Ujung-ujungnya, saya jatuh hati pada Efterklang. Padahal, awalnya saya tidak suka mereka. Iseng mengunduh “Mirador“, salah satu nomor wahid dari album Parades (2007), saya kaget. Musik macam apa ini? Penyanyi mereka lebih banyak menggumam, iringan orkestra mereka seperti saling kejar mengejar, dan kenapa reff-nya terdengar seperti genderang marching band? Namun, musik terbaik memang selalu butuh waktu. Sahut-sahutan vokal di reff yang membahana itu menggelitik saya, dan sukses membujuk saya untuk memberi kesempatan kedua pada band ini. Saya pun mengunduh album Parades secara penuh. Sisanya adalah sejarah.

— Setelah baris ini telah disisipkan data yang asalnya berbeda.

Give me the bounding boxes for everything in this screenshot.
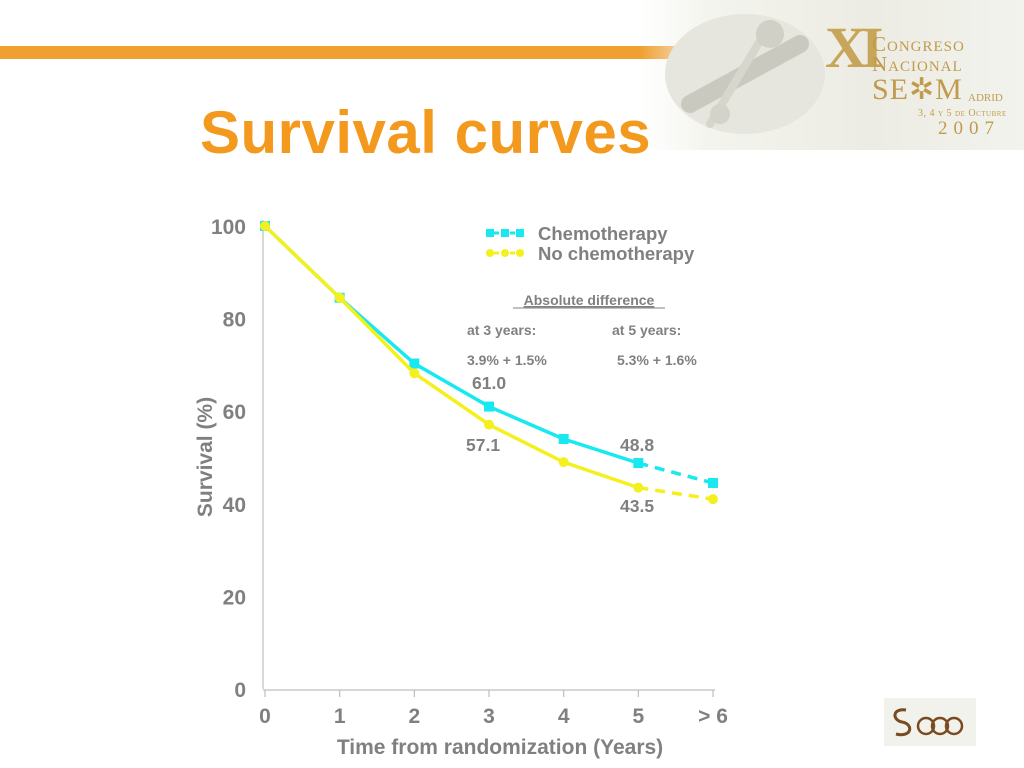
- y-axis-title: Survival (%): [194, 397, 217, 517]
- x-tick-label: 2: [408, 705, 420, 728]
- chart-series: [260, 221, 718, 505]
- data-point-square: [558, 433, 569, 444]
- legend-marker-circle: [501, 249, 509, 257]
- annotation-3yr-value: 3.9% + 1.5%: [467, 352, 547, 368]
- seom-wordmark: SE✲M: [872, 73, 963, 106]
- legend-marker-square: [516, 229, 524, 237]
- congress-roman-numeral: XI: [825, 15, 884, 80]
- legend-label: No chemotherapy: [538, 243, 695, 264]
- data-label: 43.5: [620, 496, 654, 516]
- data-point-circle: [708, 494, 718, 505]
- x-tick-label: 4: [558, 705, 570, 728]
- data-point-circle: [260, 221, 270, 231]
- data-point-square: [633, 458, 644, 469]
- series-line: [263, 224, 639, 490]
- annotation-5yr-value: 5.3% + 1.6%: [617, 352, 697, 368]
- slide-title: Survival curves: [200, 99, 652, 166]
- congress-line-2: Nacional: [872, 52, 963, 76]
- data-point-circle: [558, 457, 569, 468]
- congress-city: adrid: [968, 89, 1003, 105]
- data-label: 57.1: [466, 435, 500, 455]
- y-tick-label: 100: [211, 216, 246, 239]
- y-tick-label: 0: [234, 679, 246, 702]
- y-tick-label: 40: [223, 494, 246, 517]
- congress-line-1: Congreso: [872, 32, 965, 56]
- data-point-circle: [633, 482, 644, 493]
- x-tick-label: 0: [259, 705, 271, 728]
- y-tick-label: 20: [223, 586, 246, 609]
- chart-labels: 0 20 40 60 80 100 0 1 2 3 4 5 > 6 Time from randomiza…: [194, 216, 728, 759]
- annotation-heading: Absolute difference: [524, 292, 655, 308]
- legend-marker-square: [501, 229, 509, 237]
- legend-marker-circle: [486, 249, 494, 257]
- congress-dates: 3, 4 y 5 de Octubre: [918, 108, 1007, 119]
- data-point-circle: [409, 368, 420, 379]
- data-label: 61.0: [472, 373, 506, 393]
- x-tick-label: > 6: [698, 705, 728, 728]
- series-extrapolation-line: [638, 485, 714, 501]
- congress-year: 2007: [938, 118, 1000, 139]
- data-point-square: [484, 401, 494, 412]
- microscope-illustration: [665, 14, 825, 134]
- y-tick-label: 80: [223, 309, 246, 332]
- x-axis-title: Time from randomization (Years): [337, 736, 663, 759]
- legend-marker-square: [486, 229, 494, 237]
- y-tick-label: 60: [223, 401, 246, 424]
- x-tick-label: 3: [483, 705, 495, 728]
- data-point-square: [708, 477, 718, 488]
- data-point-square: [409, 358, 420, 369]
- header-accent-bar: [0, 46, 820, 59]
- seom-logo: [884, 698, 976, 746]
- legend-marker-circle: [516, 249, 524, 257]
- x-tick-label: 5: [632, 705, 644, 728]
- annotation-3yr-label: at 3 years:: [467, 322, 536, 338]
- x-tick-label: 1: [334, 705, 346, 728]
- data-point-circle: [334, 292, 345, 303]
- data-label: 48.8: [620, 435, 654, 455]
- chart-axes: [262, 220, 715, 697]
- seom-logo-icon: [893, 708, 964, 737]
- series-extrapolation-line: [637, 461, 714, 485]
- annotation-5yr-label: at 5 years:: [612, 322, 681, 338]
- data-point-circle: [484, 419, 494, 430]
- legend-label: Chemotherapy: [538, 223, 668, 244]
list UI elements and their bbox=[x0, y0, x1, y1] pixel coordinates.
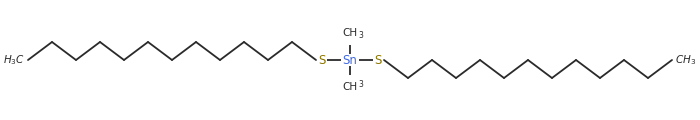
Text: 3: 3 bbox=[358, 31, 363, 40]
Text: CH: CH bbox=[342, 82, 358, 92]
Text: Sn: Sn bbox=[342, 54, 358, 66]
Text: 3: 3 bbox=[358, 80, 363, 89]
Text: S: S bbox=[374, 54, 382, 66]
Text: S: S bbox=[318, 54, 326, 66]
Text: CH: CH bbox=[342, 28, 358, 38]
Text: $CH_3$: $CH_3$ bbox=[675, 53, 696, 67]
Text: $H_3C$: $H_3C$ bbox=[3, 53, 25, 67]
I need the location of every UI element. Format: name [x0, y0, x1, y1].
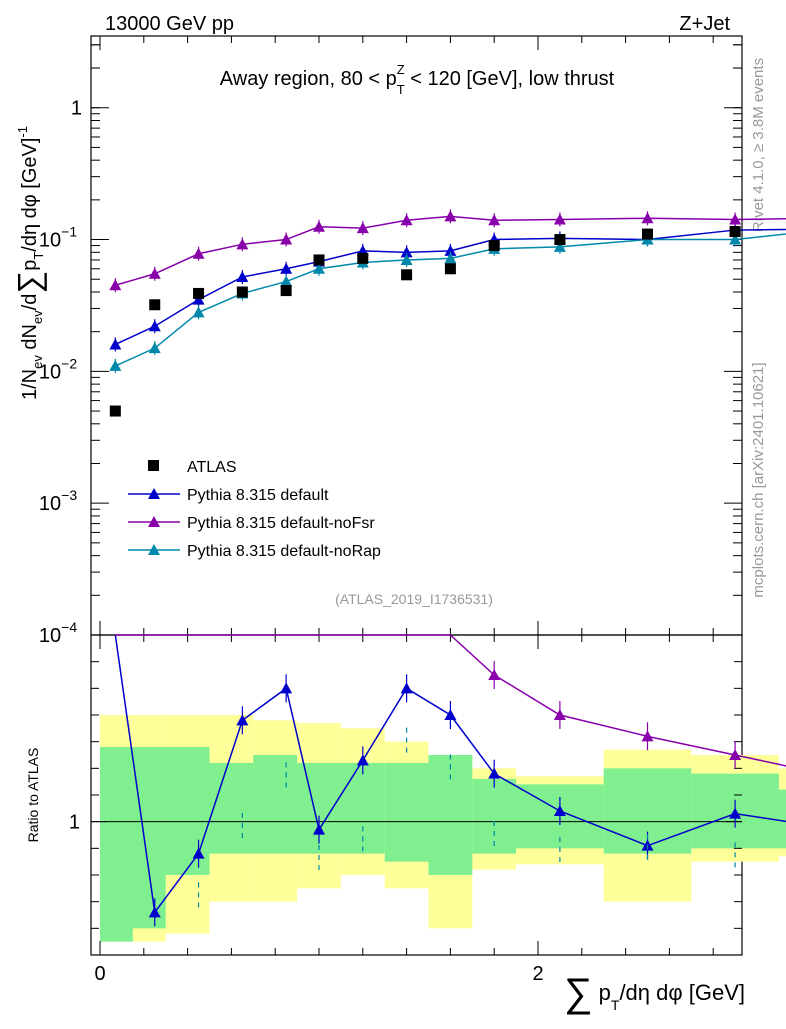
point-norap — [553, 240, 566, 252]
band-inner-bin — [209, 763, 254, 854]
ratio-point-default — [400, 682, 413, 694]
ratio-point-default — [192, 847, 205, 859]
atlas-point — [488, 240, 500, 252]
ratio-point-default — [356, 754, 369, 766]
band-inner-bin — [778, 789, 786, 849]
legend-nofsr-label: Pythia 8.315 default-noFsr — [187, 515, 375, 532]
ratio-point-default — [553, 805, 566, 816]
mcplots-label: mcplots.cern.ch [arXiv:2401.10621] — [750, 362, 767, 597]
atlas-point — [357, 252, 369, 264]
ratio-y-axis-title: Ratio to ATLAS — [25, 748, 41, 843]
atlas-point — [280, 285, 292, 297]
ratio-point-nofsr — [553, 709, 566, 720]
y-tick-label: 10−4 — [39, 619, 77, 647]
point-nofsr — [729, 213, 742, 225]
ratio-point-nofsr — [641, 730, 654, 742]
atlas-point — [149, 299, 161, 311]
atlas-point — [729, 226, 741, 238]
x-tick-label: 2 — [532, 963, 543, 985]
process-label: Z+Jet — [679, 13, 730, 35]
y-tick-label: 10−2 — [39, 355, 77, 383]
legend-default-marker — [148, 488, 160, 499]
point-default — [236, 270, 249, 282]
point-default — [192, 293, 205, 305]
y-tick-label: 1 — [71, 98, 82, 120]
point-norap — [444, 252, 457, 264]
point-norap — [729, 233, 742, 245]
band-inner-bin — [253, 755, 298, 854]
point-nofsr — [356, 222, 369, 234]
legend-nofsr-marker — [148, 516, 160, 527]
point-nofsr — [444, 210, 457, 222]
point-nofsr — [313, 220, 325, 232]
band-inner-bin — [428, 755, 473, 875]
analysis-watermark: (ATLAS_2019_I1736531) — [335, 591, 493, 607]
ratio-point-default — [236, 714, 249, 726]
y-tick-label: 10−3 — [39, 487, 77, 515]
point-norap — [109, 359, 122, 371]
band-inner-bin — [384, 763, 429, 862]
ratio-tick-label: 1 — [69, 812, 80, 834]
ratio-point-default — [280, 682, 293, 694]
legend-default-label: Pythia 8.315 default — [187, 487, 329, 504]
y-tick-label: 10−1 — [39, 224, 77, 252]
legend-norap-marker — [148, 544, 160, 555]
ratio-point-nofsr — [729, 749, 742, 760]
band-inner-bin — [100, 747, 133, 942]
point-default — [280, 262, 293, 274]
atlas-point — [313, 254, 325, 266]
atlas-point — [642, 228, 653, 240]
atlas-point — [554, 234, 566, 246]
atlas-point — [401, 269, 413, 281]
point-nofsr — [192, 247, 205, 259]
atlas-point — [444, 263, 456, 275]
point-default — [109, 338, 122, 350]
point-nofsr — [553, 213, 566, 225]
x-tick-label: 0 — [94, 963, 105, 985]
band-inner-bin — [132, 747, 166, 929]
data-series — [109, 209, 786, 927]
ratio-point-default — [313, 823, 325, 835]
point-nofsr — [400, 214, 413, 226]
point-norap — [313, 262, 325, 274]
point-nofsr — [641, 212, 654, 224]
rivet-info-label: Rivet 4.1.0, ≥ 3.8M events — [750, 58, 767, 232]
axis-ticks: 024110−110−210−310−41 — [39, 36, 742, 985]
legend-atlas-label: ATLAS — [187, 459, 237, 476]
point-norap — [400, 253, 413, 265]
point-nofsr — [109, 279, 122, 291]
atlas-point — [109, 405, 121, 417]
ratio-point-default — [729, 807, 742, 819]
point-default — [444, 244, 457, 256]
atlas-point — [193, 287, 205, 299]
band-inner-bin — [165, 747, 210, 875]
legend-atlas-marker — [148, 460, 159, 471]
ratio-point-default — [488, 767, 501, 779]
point-norap — [280, 275, 293, 287]
ratio-point-nofsr — [488, 669, 501, 680]
ratio-point-default — [444, 709, 457, 720]
point-nofsr — [148, 267, 161, 279]
point-norap — [192, 306, 205, 318]
point-nofsr — [280, 233, 293, 245]
point-default — [148, 320, 161, 332]
point-default — [400, 246, 413, 258]
legend-norap-label: Pythia 8.315 default-noRap — [187, 543, 381, 560]
collider-label: 13000 GeV pp — [105, 13, 234, 35]
legend: ATLAS Pythia 8.315 default Pythia 8.315 … — [128, 459, 381, 560]
point-nofsr — [488, 214, 501, 226]
point-norap — [148, 342, 161, 354]
ratio-point-default — [148, 906, 161, 918]
x-axis-title: ∑ pT/dη dφ [GeV] — [564, 971, 745, 1015]
point-nofsr — [236, 238, 249, 250]
atlas-point — [236, 286, 248, 298]
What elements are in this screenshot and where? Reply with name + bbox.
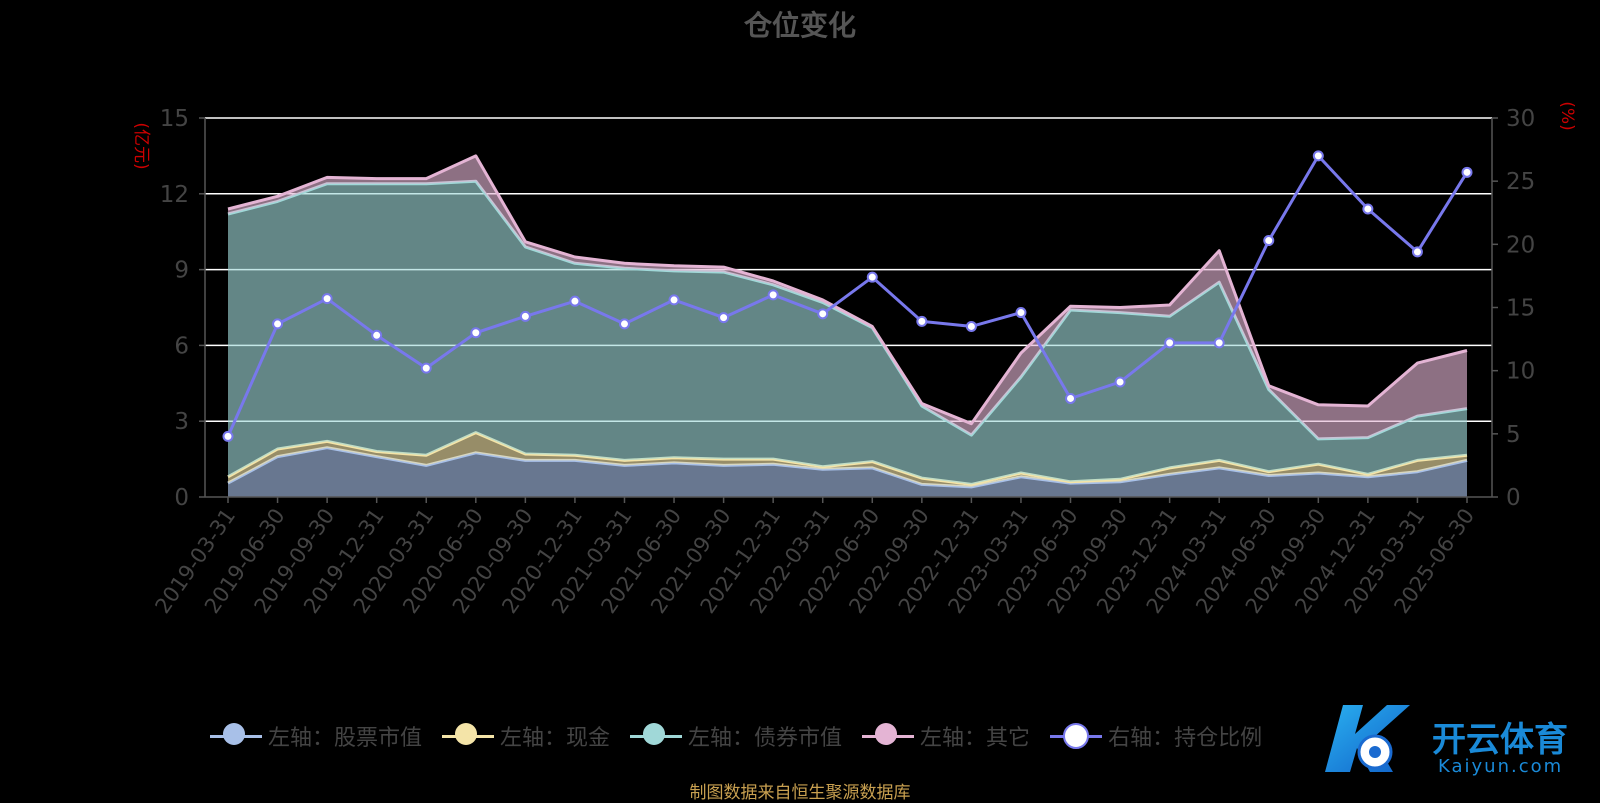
legend-item[interactable]: 左轴：其它 (862, 720, 1030, 752)
legend-item[interactable]: 右轴：持仓比例 (1050, 720, 1262, 752)
left-tick-label: 12 (160, 182, 189, 208)
ratio-point (767, 289, 779, 301)
legend: 左轴：股票市值 左轴：现金 左轴：债券市值 左轴：其它 右轴：持仓比例 (210, 716, 1282, 756)
legend-marker (862, 723, 915, 749)
legend-item[interactable]: 左轴：现金 (442, 720, 610, 752)
watermark-name: 开云体育 (1432, 720, 1568, 760)
ratio-line (226, 154, 1469, 438)
ratio-point (866, 271, 878, 283)
ratio-point (1411, 246, 1423, 258)
ratio-point (371, 329, 383, 341)
left-tick-label: 15 (160, 106, 189, 132)
left-tick-label: 6 (174, 333, 189, 359)
area-line-other (227, 154, 1468, 426)
kaiyun-logo (1325, 705, 1410, 772)
left-tick-label: 3 (174, 409, 189, 435)
ratio-point (1065, 392, 1077, 404)
ratio-point (470, 327, 482, 339)
right-tick-label: 10 (1506, 359, 1535, 385)
legend-item[interactable]: 左轴：债券市值 (630, 720, 842, 752)
ratio-point (1164, 337, 1176, 349)
area-cash (228, 432, 1467, 487)
area-series (227, 154, 1468, 497)
ratio-point (321, 293, 333, 305)
ratio-point (1312, 150, 1324, 162)
ratio-point (1461, 166, 1473, 178)
legend-label: 左轴：其它 (920, 726, 1031, 751)
source-note: 制图数据来自恒生聚源数据库 (689, 783, 911, 803)
ratio-point (668, 294, 680, 306)
ratio-point (916, 315, 928, 327)
ratio-point (1263, 235, 1275, 247)
x-tick-labels: 2019-03-312019-06-302019-09-302019-12-31… (150, 497, 1479, 618)
legend-item[interactable]: 左轴：股票市值 (210, 720, 422, 752)
ratio-series (222, 150, 1473, 442)
legend-label: 左轴：现金 (500, 726, 611, 751)
area-stock (228, 447, 1467, 497)
right-tick-label: 0 (1506, 485, 1521, 511)
legend-marker (442, 723, 495, 749)
ratio-point (1114, 376, 1126, 388)
area-bond (228, 181, 1467, 485)
ratio-point (1362, 203, 1374, 215)
ratio-point (1015, 307, 1027, 319)
right-tick-label: 5 (1506, 422, 1521, 448)
legend-label: 左轴：债券市值 (688, 726, 843, 751)
axes: 0 3 6 9 12 15 0 5 10 15 20 25 30 (亿元) (%) (131, 101, 1577, 511)
legend-marker (1050, 723, 1103, 749)
right-tick-label: 25 (1506, 169, 1535, 195)
right-tick-label: 15 (1506, 296, 1535, 322)
right-axis-unit: (%) (1557, 101, 1577, 130)
right-tick-label: 20 (1506, 232, 1535, 258)
ratio-point (817, 308, 829, 320)
ratio-point (1213, 337, 1225, 349)
ratio-point (519, 310, 531, 322)
left-tick-label: 0 (174, 485, 189, 511)
legend-label: 右轴：持仓比例 (1108, 726, 1263, 751)
ratio-point (965, 320, 977, 332)
right-tick-label: 30 (1506, 106, 1535, 132)
left-axis-unit: (亿元) (131, 122, 151, 169)
ratio-point (718, 312, 730, 324)
left-tick-label: 9 (174, 258, 189, 284)
legend-label: 左轴：股票市值 (268, 726, 423, 751)
ratio-point (272, 318, 284, 330)
ratio-point (222, 430, 234, 442)
watermark-domain: Kaiyun.com (1438, 756, 1564, 777)
ratio-point (618, 318, 630, 330)
legend-marker (630, 723, 683, 749)
legend-marker (210, 723, 262, 749)
chart-title: 仓位变化 (743, 9, 856, 42)
ratio-point (420, 362, 432, 374)
ratio-point (569, 295, 581, 307)
area-other (228, 155, 1467, 439)
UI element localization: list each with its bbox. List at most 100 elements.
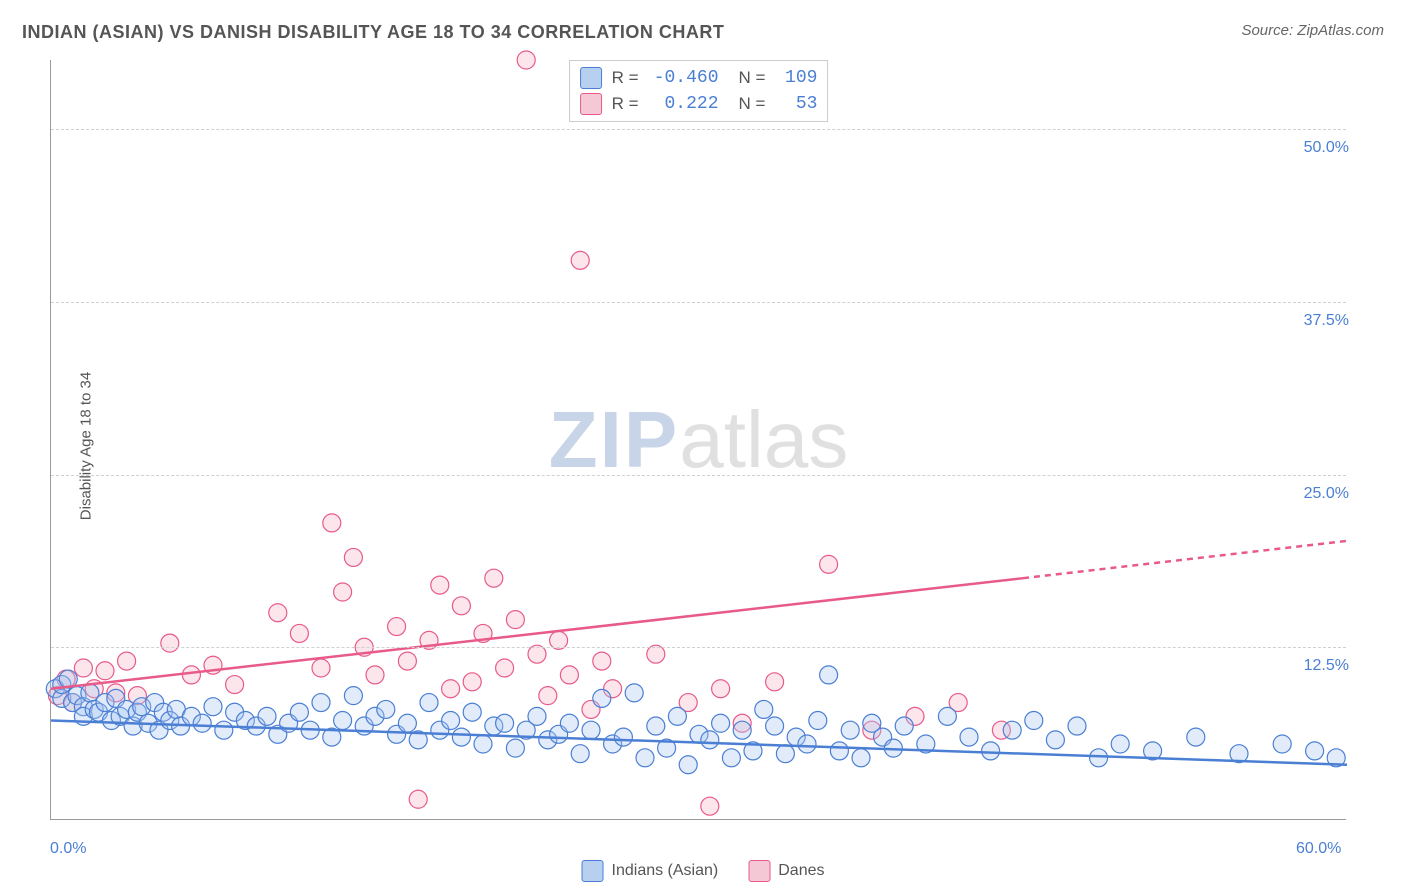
data-point — [474, 735, 492, 753]
data-point — [766, 673, 784, 691]
data-point — [344, 687, 362, 705]
data-point — [506, 739, 524, 757]
data-point — [528, 707, 546, 725]
data-point — [820, 555, 838, 573]
gridline — [51, 302, 1346, 303]
data-point — [118, 652, 136, 670]
source-attribution: Source: ZipAtlas.com — [1241, 22, 1384, 39]
data-point — [452, 728, 470, 746]
data-point — [593, 652, 611, 670]
data-point — [776, 745, 794, 763]
data-point — [409, 790, 427, 808]
data-point — [334, 712, 352, 730]
data-point — [496, 714, 514, 732]
data-point — [290, 703, 308, 721]
data-point — [938, 707, 956, 725]
data-point — [1306, 742, 1324, 760]
data-point — [701, 797, 719, 815]
x-tick-label: 0.0% — [50, 840, 86, 858]
legend-item: Danes — [748, 860, 824, 882]
data-point — [193, 714, 211, 732]
data-point — [442, 680, 460, 698]
plot-area: ZIPatlas R =-0.460N =109R =0.222N =53 12… — [50, 60, 1346, 820]
data-point — [398, 652, 416, 670]
data-point — [182, 666, 200, 684]
y-tick-label: 50.0% — [1304, 139, 1349, 157]
gridline — [51, 647, 1346, 648]
data-point — [398, 714, 416, 732]
data-point — [895, 717, 913, 735]
data-point — [290, 624, 308, 642]
data-point — [463, 673, 481, 691]
legend-label: Danes — [778, 862, 824, 880]
data-point — [226, 676, 244, 694]
data-point — [96, 662, 114, 680]
data-point — [841, 721, 859, 739]
data-point — [571, 251, 589, 269]
data-point — [517, 51, 535, 69]
data-point — [712, 680, 730, 698]
y-tick-label: 25.0% — [1304, 485, 1349, 503]
trend-line — [51, 578, 1023, 689]
data-point — [625, 684, 643, 702]
data-point — [74, 659, 92, 677]
stat-r-label: R = — [612, 68, 639, 88]
data-point — [560, 666, 578, 684]
data-point — [431, 576, 449, 594]
data-point — [798, 735, 816, 753]
data-point — [539, 687, 557, 705]
data-point — [560, 714, 578, 732]
gridline — [51, 129, 1346, 130]
legend-swatch — [580, 93, 602, 115]
data-point — [582, 721, 600, 739]
trend-line-extrapolated — [1023, 541, 1347, 578]
data-point — [1003, 721, 1021, 739]
data-point — [452, 597, 470, 615]
data-point — [1273, 735, 1291, 753]
data-point — [712, 714, 730, 732]
data-point — [323, 514, 341, 532]
data-point — [215, 721, 233, 739]
stat-r-label: R = — [612, 94, 639, 114]
stat-n-value: 109 — [775, 68, 817, 88]
stat-n-label: N = — [739, 94, 766, 114]
legend-swatch — [582, 860, 604, 882]
data-point — [571, 745, 589, 763]
stat-n-value: 53 — [775, 94, 817, 114]
legend-stats-row: R = 0.222 N = 53 — [580, 91, 818, 117]
data-point — [636, 749, 654, 767]
data-point — [463, 703, 481, 721]
data-point — [722, 749, 740, 767]
data-point — [496, 659, 514, 677]
data-point — [982, 742, 1000, 760]
data-point — [1046, 731, 1064, 749]
chart-svg — [51, 60, 1346, 819]
data-point — [334, 583, 352, 601]
data-point — [852, 749, 870, 767]
data-point — [442, 712, 460, 730]
data-point — [755, 700, 773, 718]
data-point — [366, 666, 384, 684]
data-point — [204, 698, 222, 716]
data-point — [809, 712, 827, 730]
data-point — [312, 694, 330, 712]
legend-item: Indians (Asian) — [582, 860, 719, 882]
legend-swatch — [748, 860, 770, 882]
legend-stats-row: R =-0.460N =109 — [580, 65, 818, 91]
data-point — [344, 548, 362, 566]
x-tick-label: 60.0% — [1296, 840, 1341, 858]
data-point — [1090, 749, 1108, 767]
data-point — [312, 659, 330, 677]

Kalau boleh jujur, sejak saat itu saya sedikit kecewa dengan mereka. Pasca Parades, mereka menjadi sensasi di dunia musik alternatif. Media berhala hipster seperti Drowned In Sound dan Pitchfork berbondong-bondong memuji mereka. Untuk album berikutnya, mereka pun memisahkan diri dari label lama mereka, Leaf Label, dan bergabung dengan roster ciamik 4AD Records, label yang pernah menaungi band-band macam Blonde Redhead, St. Vincent, Pixies, Dead Can Dance, This Mortal Coil, dan begitu banyak nama-nama mengerikan lainnya. Kini, Efterklang bergabung di klub elit. Mereka satu gerombolan dengan Bon Iver, Ariel Pink, The National, hingga Camera Obscura. All hail Efterklang!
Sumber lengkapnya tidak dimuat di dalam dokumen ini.